Any brave student who has attended a SoulCycle class in Washington, D.C. can attest to the celebrity of instructor Chris Pepe (COL ’15). He is no stranger to the SoulCycle community, and can regularly be found “tapping it back” at many of the D.C. studios. However, it may come to surprise many students that Pepe, who is known popularly as an exercise instructor, is also a graduate of Georgetown University.

For the uninitiated, SoulCycle is a 45-minute full-body workout class of spinning, core exercises and weight training. “Soul,” as it is referred to by regular riders, has taken the fitness world by storm. Celebrities like soccer player David Beckham, model Alessandra Ambrosio and artist Demi Lovato have been sighted at the trendy workout classes. Even Michelle Obama has paid a visit to the Foggy Bottom location.

Since its founding in 2006, SoulCycle has expanded from New York City throughout the United States and boasts four studios in D.C. Pepe helped open the Georgetown, 14th Street and the Mount Vernon studios, all within the past year.

A native of New Jersey, Pepe double-majored in music and economics and was president of the Superfood a capella group while at Georgetown. With the goal of working in the music industry, Pepe spent his summers interning at the Verizon Center, the Fillmore and with various talent agencies in New York and Los Angeles. When SoulCycle opened in D.C. during his senior year at Georgetown, Pepe connected with the classes and their musical aspect. Although he originally auditioned to be an instructor for fun, he became hooked. After receiving an offer at a highly regarded talent agency, Pepe turned it down when he got an offer from SoulCycle.

The transition was surprising for those who knew Pepe. At Georgetown, he was not a Yates regular and barely even worked out until he discovered the one workout that he loved: SoulCycle.

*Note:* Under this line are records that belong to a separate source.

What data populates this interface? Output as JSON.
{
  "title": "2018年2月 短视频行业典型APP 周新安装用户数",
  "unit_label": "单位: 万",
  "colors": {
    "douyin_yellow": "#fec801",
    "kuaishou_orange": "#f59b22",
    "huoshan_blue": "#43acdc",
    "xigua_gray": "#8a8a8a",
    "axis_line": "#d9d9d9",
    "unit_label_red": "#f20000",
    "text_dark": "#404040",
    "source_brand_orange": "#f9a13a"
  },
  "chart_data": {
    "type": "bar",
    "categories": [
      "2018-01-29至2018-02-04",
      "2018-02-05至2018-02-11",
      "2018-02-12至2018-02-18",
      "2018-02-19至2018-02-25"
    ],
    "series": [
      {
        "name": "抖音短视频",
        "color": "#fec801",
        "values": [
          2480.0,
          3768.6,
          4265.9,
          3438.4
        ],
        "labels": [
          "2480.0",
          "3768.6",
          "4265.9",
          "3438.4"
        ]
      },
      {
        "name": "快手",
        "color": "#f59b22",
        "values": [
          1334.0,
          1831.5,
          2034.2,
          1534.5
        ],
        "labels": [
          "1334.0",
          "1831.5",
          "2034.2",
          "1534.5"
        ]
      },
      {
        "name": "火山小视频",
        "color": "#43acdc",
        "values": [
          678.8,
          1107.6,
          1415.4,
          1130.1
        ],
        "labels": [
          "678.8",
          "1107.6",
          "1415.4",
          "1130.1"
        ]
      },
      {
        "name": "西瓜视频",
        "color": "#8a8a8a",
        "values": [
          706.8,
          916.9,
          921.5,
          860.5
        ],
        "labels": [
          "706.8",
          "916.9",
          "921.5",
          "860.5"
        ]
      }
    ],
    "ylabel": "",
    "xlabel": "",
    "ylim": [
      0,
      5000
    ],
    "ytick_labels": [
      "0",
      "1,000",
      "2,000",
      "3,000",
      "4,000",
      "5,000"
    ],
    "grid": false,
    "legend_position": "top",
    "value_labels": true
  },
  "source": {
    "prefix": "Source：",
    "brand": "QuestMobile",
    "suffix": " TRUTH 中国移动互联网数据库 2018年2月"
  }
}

“I always kept in shape, but I was pretty new to working out and fitness in general,” Pepe said.

Like many Georgetown students, Pepe found himself constantly stressed with curricular work and not prioritizing his health.

“Fitness really isn’t my passion. I just love being active and helping other people become active,” Pepe said.

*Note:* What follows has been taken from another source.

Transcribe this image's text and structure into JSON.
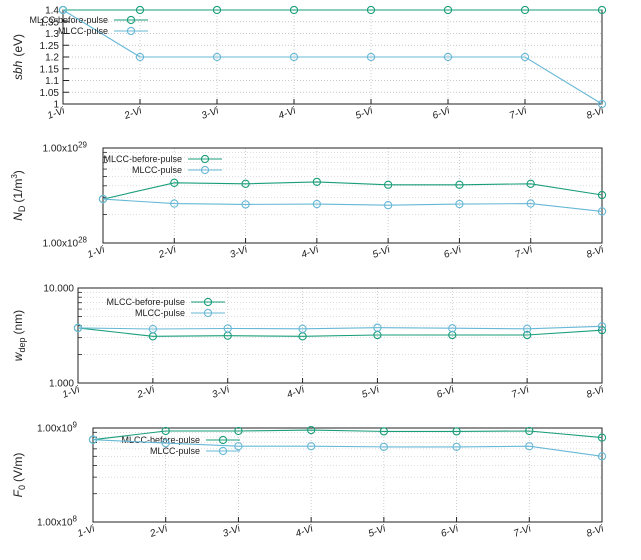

Part of what has helped make SoulCycle so popular around the country is its social aspect. More than just a workout, it is an opportunity to set aside technology and be completely present in the moment.

“I think what I loved about it, and what a lot of people love about it when they come, is that they love the group environment of it. People like being in these group settings, because people look forward to leaving their phone in the locker for 45 minutes and are completely zoned in on something,” Pepe said.

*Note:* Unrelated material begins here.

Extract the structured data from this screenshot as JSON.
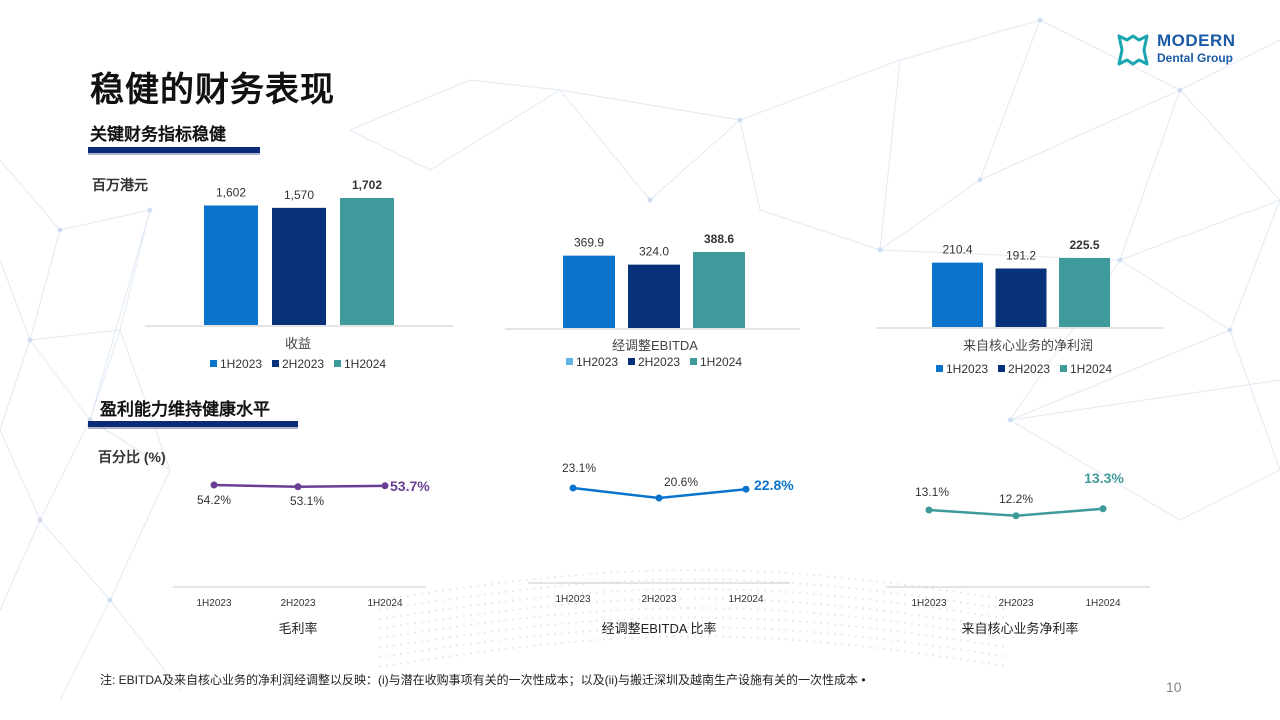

Apart from conducting a rigorous routine, part of his job entails making people in his class feel welcome and have a fun time.

“I love making it hard, but I also love adding a bit of lightness to it and trying to make it funny — really engaging people. I really focus on the music aspect of it, so it’s one 45-minute DJ set,” Pepe said.

The job of instructor does not stop when the class is over. Pepe prepares a different playlist for every class, so he spends a lot of time finding new, popular music. In class, Pepe gets into the music by singing along and putting on a performance. He is best known for his “Bad Girls of Hip Hop” themed class, contributing to his reputation as a fun and engaging instructor.

According to Pepe, the most difficult part of his job is having to captivate different audiences. Pepe finds it mentally and physically exhausting to engage in the experience while maintaining awareness of the room and the clients. Moreover, constantly motivating a room of 40 people proves to be difficult when one is teaching upwards of 13 classes a week.

“It can get a bit repetitive. We find ourselves saying the same things over and over again sometimes. But I think the best thing you can do in a SoulCycle class, the most genuine thing, is to take what you are going through outside of the walls of SoulCycle and apply it in a very broad sense,” Pepe said.

With regards to the tribe of SoulCycle riders, Pepe says that the more classes he attended and the more he interacted with his instructor, the more he saw himself becoming part of the community.

“Having that community is something that people love and it’s a support system that follows you post-graduation. There is a big focus on welcoming every person who walks in the door — making them feel part of the family. Obviously it gets made fun of a bit, as people are sort of ‘cultish,’ but people are really proud to go to SoulCycle and be part of that community,” Pepe said.

For the typical college student, SoulCycle is an expensive routine to get into — single classes cost $34. Pepe explained that he strictly limited himself to going twice a week while at Georgetown. That was enough to create a habit of being excited about fitness and self-care. For the students who have never tried it, it is all about experiencing it for the first time.

“[You] have to give it a shot and see what it is. It sounds dramatic, but it can change the way you look at your life, or how you deal with problems that you have, or change the way you look at your health, or how you’re approaching your lifestyle — Especially for the typical Georgetown student who is always on the run and not really caring about themselves,” said Pepe.

Pepe found SoulCycle as a way to reconnect, adding that it is a no-pressure environment. It was really great for him to take a step back from his passion for music after graduation to remind him how much he truly appreciates it.

“It is important for students to realize that it is okay to be unaware of what you want to do or take a step back from your track when you are 22 years old. When you graduate, you realize how young you are and how much time you have,” Pepe said.